Rebellen in der Zentralafrikanischen Republik
Rebellen in der Zentralafrikanischen Republik© dpa / picture alliance / Christophe Simon
Frenzel: Von Europa sprechen ist das eine, Angela Merkel hat das in der Tat gestern getan, für Europa etwas tun ist ja dann noch mal etwas anderes. Nehmen wir einmal einen ganz konkreten Krisenfall in Afrika, die Zentralafrikanische Republik. Da sagt jetzt Frankeich, bitte helft uns dabei und sei es nur finanziell – und aus Berlin hört man da eigentlich nichts. Sind Sie denn wirklich zufrieden mit Angela Merkel als Europäerin?

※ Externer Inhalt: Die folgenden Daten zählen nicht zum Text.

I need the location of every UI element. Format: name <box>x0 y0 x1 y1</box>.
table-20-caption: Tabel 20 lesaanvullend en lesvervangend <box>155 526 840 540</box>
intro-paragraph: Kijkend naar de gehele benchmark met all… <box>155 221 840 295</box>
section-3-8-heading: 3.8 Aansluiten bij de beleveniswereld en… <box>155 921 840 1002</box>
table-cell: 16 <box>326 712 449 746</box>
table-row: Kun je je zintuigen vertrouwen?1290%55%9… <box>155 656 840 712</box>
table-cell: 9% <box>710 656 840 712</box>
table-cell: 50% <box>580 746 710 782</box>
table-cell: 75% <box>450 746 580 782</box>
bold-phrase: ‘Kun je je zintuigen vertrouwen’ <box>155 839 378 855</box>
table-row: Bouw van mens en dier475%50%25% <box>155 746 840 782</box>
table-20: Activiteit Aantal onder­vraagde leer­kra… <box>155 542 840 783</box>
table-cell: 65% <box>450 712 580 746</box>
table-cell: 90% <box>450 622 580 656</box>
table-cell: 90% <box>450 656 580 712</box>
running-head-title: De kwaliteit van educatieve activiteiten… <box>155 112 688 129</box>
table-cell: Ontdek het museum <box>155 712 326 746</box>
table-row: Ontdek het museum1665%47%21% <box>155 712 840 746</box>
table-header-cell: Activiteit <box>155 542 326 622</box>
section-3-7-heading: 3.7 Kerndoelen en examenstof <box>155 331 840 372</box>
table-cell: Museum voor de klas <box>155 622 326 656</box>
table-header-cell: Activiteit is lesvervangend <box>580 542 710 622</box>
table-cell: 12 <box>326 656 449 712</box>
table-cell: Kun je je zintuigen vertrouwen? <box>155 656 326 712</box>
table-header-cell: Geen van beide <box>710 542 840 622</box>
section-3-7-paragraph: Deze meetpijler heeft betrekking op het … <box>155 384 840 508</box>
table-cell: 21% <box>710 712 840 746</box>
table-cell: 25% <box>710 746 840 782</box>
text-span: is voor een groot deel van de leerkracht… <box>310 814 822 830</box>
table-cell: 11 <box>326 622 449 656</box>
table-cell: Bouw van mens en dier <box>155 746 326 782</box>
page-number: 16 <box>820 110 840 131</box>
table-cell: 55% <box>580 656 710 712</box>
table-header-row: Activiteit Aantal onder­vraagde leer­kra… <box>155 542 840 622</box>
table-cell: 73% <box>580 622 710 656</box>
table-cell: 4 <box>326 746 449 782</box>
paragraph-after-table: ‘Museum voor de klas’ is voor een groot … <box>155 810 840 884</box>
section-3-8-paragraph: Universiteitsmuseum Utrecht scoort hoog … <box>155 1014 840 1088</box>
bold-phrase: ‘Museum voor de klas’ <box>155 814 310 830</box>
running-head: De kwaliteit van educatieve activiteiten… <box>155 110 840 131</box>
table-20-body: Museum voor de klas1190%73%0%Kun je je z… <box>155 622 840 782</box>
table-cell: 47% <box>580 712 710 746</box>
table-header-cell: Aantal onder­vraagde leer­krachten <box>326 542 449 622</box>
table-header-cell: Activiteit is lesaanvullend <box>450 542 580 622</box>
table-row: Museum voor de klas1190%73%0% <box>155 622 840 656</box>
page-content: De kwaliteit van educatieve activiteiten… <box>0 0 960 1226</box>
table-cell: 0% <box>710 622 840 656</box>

Pöttering: Also ich denke, dass wir eine gemeinsame Verantwortung haben, auch für das, was in Afrika vorgeht, was in der zentralafrikanischen Region sich entwickelt, was in Mali der Fall war vor einigen Wochen: Hier haben wir eine gemeinsame europäische Aufgabe. Wir können es auch nicht alleine den Franzosen überlassen. Und deswegen ist es wichtig, dass wir zu gemeinsamen Lösungen kommen, und da sollten alle beteiligt sein, die dieses wollen.
Wenn es nicht alle 28 Länder der Europäischen Union sind – das ist erfahrungsgemäß oft nicht der Fall, dass alle in die gleiche Richtung gehen –, dann sollten aber diejenigen, die dort ein Problem sehen, das die Europäer handeln müssen in der Zentralafrikanischen Republik, in Mali, in anderen Staaten, die sollten gemeinsam handeln, und wir sollten die Franzosen dabei nicht allein lassen. Hier müssen alle ihren Beitrag leisten, auch wir als Deutsche.
Frenzel: Aber es klingt schon nach Kakophonie, die Sie da beschreiben auch weiterhin als die Möglichkeit, europäische Außenpolitik zu machen. Sie sagen, wenn die, die sich darauf einigen, dann voranschreiten, dann ist das schon gut. Eine gemeinsame europäische Politik aus Brüssel ist das nicht, oder?
Pöttering: Also wir haben ja heute schon das Instrumentarium im Vertrag von Lissabon, dass einige Länder, wenn sie zu dieser politischen Schlussfolgerung kommen, außen-, sicherheits- und verteidigungspolitisch handeln können, gemeinsam handeln können. Man braucht dazu nicht alle 28. Wenn alle 28 mitmachen – um so besser. Aber das Instrumentarium, die rechtlichen Möglichkeiten sind schon heute da, dass einige sich zusammentun.
Und das ist jetzt etwas, was wir brauchen: Dass wir einen ganzheitlichen Ansatz haben unserer Politik, dass wir einmal den Menschen in den Ländern wie Zentralafrikanische Republik helfen, entwicklungspolitisch helfen, dass wir sie aber auch in die Lage versetzen, sich selber verteidigen zu können, wenn sie angegriffen werden, und dass wir selber auch als Europäer die Verteidigungsmittel haben, um notfalls – als letztes Mittel – eingreifen zu können.
Und da fehlt es eben noch an dem politischen Willen, und dieses dürfen wir dann nicht einem Land, wie Frankreich, alleine überlassen, sondern hier sollten alle ihren Beitrag leisten, einschließlich der Bundesrepublik Deutschland.
Frenzel: Hans-Gerd Pöttering, lange Jahre für die CDU in Brüssel und Straßburg, heute Vorsitzender der Konrad-Adenauer-Stiftung. Ich danke Ihnen für das Gespräch!
Pöttering: Ich danke Ihnen, Herr Frenzel!
Äußerungen unserer Gesprächspartner geben deren eigene Auffassungen wieder. Deutschlandradio macht sich Äußerungen seiner Gesprächspartner in Interviews und Diskussionen nicht zu eigen.